Tags darauf (ich schiebe gerade die Ältere im Kinderwagen) kreuzt ein vollbewaffnetes Einsatzkommando mit Rammbock meinen Weg. Irgendwo wird eine Tür aufgebrochen werden, kommt es mir in den Sinn. Meine Tochter ist mit dem Wind beschäftigt, der um ihren Kopf pfeift, sie duckt sich. Ich überlege, sie auf diese absurde Situation in unserer friedlich anmutenden Wohngegend extra aufmerksam zu machen, drehe sie stattdessen aber intuitiv davon weg. Derweil ist das Einsatzkommando (als wär's eine Filmszenen) beinahe geräuschlos in einem Gebäude verschwunden. Ich weiß nicht, ob das alles «zu meinem Besten» passiert, oder «zum Besten der Wohlhabenden und Mächtigen» in diesem Land; oder ob ich da lang schon dazugehöre.
Wir rollen weiter Richtung Kindergarten. Meine Tochter zählt die Kräne der umliegenden Baustellen (neue Wohlstandshäuser schießen im Viertel in die Höhe), von Waffen und feuersicheren Westen hat sie nichts mitbekommen. Am Straßeneck steht ein alter Mann, tief in die Jacke gehüllt, er bittet mit FFP2-Maske um einen Euro. Als ich ihm die Münze in die Hand purzeln lasse, fürchte ich die Viren, die dort lauern könnten, meine Tochter hatte ich erneut unbewusst weggedreht. Rasch schiebe ich den Kinderwagen weiter und schäme mich. Eine Politik der Abschottung, des Misstrauens und der Angst hat mein Denken und Handeln unterwandert. Aus Sorge um die Familie? Aus Selbstschutz?

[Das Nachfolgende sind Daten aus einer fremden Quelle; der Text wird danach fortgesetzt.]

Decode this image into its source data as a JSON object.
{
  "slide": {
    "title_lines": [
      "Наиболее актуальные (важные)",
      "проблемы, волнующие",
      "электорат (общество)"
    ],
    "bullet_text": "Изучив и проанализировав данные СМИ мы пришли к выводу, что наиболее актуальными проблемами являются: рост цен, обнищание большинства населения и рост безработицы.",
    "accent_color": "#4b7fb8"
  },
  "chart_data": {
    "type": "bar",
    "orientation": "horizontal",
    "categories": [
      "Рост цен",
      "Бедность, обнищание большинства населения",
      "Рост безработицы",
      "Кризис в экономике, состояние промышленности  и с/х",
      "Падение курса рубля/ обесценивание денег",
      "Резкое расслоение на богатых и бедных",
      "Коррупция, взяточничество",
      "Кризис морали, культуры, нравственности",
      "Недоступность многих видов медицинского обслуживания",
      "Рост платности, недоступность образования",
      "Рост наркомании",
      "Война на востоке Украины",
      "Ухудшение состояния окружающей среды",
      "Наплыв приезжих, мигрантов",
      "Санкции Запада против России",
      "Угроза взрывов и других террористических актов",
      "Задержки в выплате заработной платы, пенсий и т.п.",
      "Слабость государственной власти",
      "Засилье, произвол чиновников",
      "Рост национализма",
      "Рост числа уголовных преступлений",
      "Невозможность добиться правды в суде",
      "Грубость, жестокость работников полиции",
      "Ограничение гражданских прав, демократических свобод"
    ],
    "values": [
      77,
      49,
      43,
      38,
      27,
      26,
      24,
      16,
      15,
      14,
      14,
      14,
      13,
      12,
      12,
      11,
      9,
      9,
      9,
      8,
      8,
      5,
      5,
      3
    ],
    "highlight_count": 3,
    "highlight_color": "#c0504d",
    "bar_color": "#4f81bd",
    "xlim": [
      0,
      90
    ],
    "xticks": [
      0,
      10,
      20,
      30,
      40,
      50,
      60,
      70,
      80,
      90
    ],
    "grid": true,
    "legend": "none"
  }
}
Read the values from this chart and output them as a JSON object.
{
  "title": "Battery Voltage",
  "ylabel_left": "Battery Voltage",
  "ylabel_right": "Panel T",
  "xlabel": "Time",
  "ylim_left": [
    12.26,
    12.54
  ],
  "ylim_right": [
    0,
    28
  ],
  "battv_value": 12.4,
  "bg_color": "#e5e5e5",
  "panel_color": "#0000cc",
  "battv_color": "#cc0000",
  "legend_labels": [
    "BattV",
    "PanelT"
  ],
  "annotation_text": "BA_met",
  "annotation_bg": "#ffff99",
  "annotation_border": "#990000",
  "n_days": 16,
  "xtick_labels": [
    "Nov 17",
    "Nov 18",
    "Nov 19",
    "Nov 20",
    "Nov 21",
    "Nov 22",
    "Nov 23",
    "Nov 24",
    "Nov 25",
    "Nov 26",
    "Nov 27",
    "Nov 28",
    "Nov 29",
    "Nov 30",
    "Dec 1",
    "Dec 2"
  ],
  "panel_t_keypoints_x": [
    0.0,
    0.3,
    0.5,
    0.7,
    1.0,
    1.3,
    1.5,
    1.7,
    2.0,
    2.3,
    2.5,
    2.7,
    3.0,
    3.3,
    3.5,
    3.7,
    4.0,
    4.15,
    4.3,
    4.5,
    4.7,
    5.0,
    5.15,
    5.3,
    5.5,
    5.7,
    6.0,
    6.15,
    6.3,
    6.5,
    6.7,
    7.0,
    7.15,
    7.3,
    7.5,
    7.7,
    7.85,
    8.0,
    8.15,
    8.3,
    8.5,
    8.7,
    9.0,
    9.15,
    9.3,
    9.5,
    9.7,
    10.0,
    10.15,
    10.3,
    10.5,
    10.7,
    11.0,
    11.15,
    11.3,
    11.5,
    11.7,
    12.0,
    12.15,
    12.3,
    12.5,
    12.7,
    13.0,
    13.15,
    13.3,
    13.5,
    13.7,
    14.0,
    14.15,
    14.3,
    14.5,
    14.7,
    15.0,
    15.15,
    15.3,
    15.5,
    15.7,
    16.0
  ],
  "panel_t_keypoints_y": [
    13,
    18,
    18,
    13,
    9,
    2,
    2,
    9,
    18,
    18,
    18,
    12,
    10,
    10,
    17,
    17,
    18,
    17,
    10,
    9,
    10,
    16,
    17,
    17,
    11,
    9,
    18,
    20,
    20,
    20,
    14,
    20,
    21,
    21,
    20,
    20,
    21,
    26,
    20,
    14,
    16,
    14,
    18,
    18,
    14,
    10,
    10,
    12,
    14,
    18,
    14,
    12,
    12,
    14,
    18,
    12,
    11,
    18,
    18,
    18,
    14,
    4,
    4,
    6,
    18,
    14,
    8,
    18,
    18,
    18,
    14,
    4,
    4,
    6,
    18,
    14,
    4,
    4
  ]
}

Etwas später überfliege ich die Nachrichten. Nirgends etwas über einen Polizeieinsatz in meiner Nachbarschaft. Muss ich nun froh sein, dass «potentielle Gefahr» abgewendet wurde? Oder hat man neuerlich Menschen «gesetzeskonform sichergestellt»? Es bedrückt zu sehen, wie sehr Gewalt (und immer neue Gewalt) meine paar Quadratmeter «glücklichen Lebens» flankiert. Und ich nehme mir vor, mit meinen Töchtern bald darüber zu reden – über Glück und Zufall ihres Geburtsortes, ungerechte Verteilung von Boden und Gütern, machtdurchtriebene Zerklüftung dieser Welt durch Territorien.
Am Abend spuckt die Kleine neuerlich Milch zurück, die Größere ärgert sich über die Nudeln, die nicht auf die Gabel wollen und meine Frau ärgert sich über die Partei, die wir gewählt hatten, damit deren Regierungsbeteiligung die rechtsnational-reaktionären Tendenzen im Staat «wenigstens abfedern». Es sieht nicht so aus. Was helfen verspätete Zeigefingerworte (etwa des Bundespräsidenten), wenn Unrecht «gesetzeskonform und mehrheitsfähig» lange schon die Staatsgeschäfte lenkt? Keine überraschenden Nachrichten sind es, die uns wieder beschäftigten. Und erschreckend schnell drohen sie in pandemischer Routine konsequenzlos zu verhallen.
Ich öffne das Fenster, drücke die Kleine enger an mich, die Große ist ruhig eingeschlafen, und ich nehme mir vor, dafür Sorge zu tragen, dass Umdenken einsetzt und Veränderung passiert. Gerade weil wir wohlauf sind.